I would suggest that the union bashing wasn't really a big factor in the crushing of the share of US GDP going to workers.
The two bigger effects were, I believe--

* Monopolization. In most US industries, concentration has soared along with margins, seemingly due to "lassez faire" regulation of M&A. The share of business and gross profit going to the largest 2-3 firms in an industry has risen almost without exception. Why compete when you don't have to? Merge with that rival and everybody wins!
* Competition from non-US workers. In effect, the typical worker in the US was historically not forced to compete with non-US workers, but now they do. Even very small firms are multinationals now: it's easy to get components from the global marketplace.

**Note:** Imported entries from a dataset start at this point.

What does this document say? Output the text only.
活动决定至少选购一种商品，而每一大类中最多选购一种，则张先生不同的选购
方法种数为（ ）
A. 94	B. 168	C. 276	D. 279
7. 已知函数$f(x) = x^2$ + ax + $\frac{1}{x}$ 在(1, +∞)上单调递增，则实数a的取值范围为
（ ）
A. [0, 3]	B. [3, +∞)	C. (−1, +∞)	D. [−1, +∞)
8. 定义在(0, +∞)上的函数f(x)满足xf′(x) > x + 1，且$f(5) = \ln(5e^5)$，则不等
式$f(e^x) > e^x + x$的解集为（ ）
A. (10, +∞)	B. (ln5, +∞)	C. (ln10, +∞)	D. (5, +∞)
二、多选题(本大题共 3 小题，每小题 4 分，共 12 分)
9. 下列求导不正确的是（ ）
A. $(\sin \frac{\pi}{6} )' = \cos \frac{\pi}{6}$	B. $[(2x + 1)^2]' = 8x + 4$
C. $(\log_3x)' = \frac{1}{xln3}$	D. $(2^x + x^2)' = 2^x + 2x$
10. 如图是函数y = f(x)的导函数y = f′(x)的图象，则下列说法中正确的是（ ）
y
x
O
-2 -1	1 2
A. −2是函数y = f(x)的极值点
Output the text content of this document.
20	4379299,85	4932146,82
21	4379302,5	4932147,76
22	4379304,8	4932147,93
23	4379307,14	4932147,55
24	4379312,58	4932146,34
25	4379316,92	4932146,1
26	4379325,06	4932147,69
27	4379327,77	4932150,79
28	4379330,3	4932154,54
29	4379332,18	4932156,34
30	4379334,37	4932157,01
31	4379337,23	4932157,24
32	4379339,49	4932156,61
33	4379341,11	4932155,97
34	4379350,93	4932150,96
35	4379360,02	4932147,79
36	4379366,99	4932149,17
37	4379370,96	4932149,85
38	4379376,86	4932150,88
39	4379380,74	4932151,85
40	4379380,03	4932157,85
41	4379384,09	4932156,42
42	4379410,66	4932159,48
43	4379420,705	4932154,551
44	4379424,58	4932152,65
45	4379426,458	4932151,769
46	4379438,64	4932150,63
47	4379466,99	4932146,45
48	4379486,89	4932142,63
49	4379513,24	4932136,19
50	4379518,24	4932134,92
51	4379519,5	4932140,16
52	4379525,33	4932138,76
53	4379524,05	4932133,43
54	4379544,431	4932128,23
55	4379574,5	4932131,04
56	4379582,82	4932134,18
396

It isn't all bad. This raises the income of a whole lot of very poor people in the world, and reduces the income of some people in the rich world, as the two converge a bit. If you think about it, there is no rational reason in the long term to think that (say) an auto worker in Detroit should be able to purchase with an hour's wages something at Walmart that took someone in another country with comparable skills 8 hours to make, let alone assume that it is his/her birthright.


Rails are of course an exception. The guy working on a US train is a US worker. His job is more affected by Baumol's cost disease. If the productivity of some sectors soars (say, tech bros), that drives up the wages of people in industries where productivity is stagnant (usual examples are things like teaching, orchestra musicians, nursing, cleaning, and (so far) drivers). Consequently it would be rational to expect the real wages in rails to rise over time at a rate comparable to the "good" industries, even if rail productivity goes nowhere.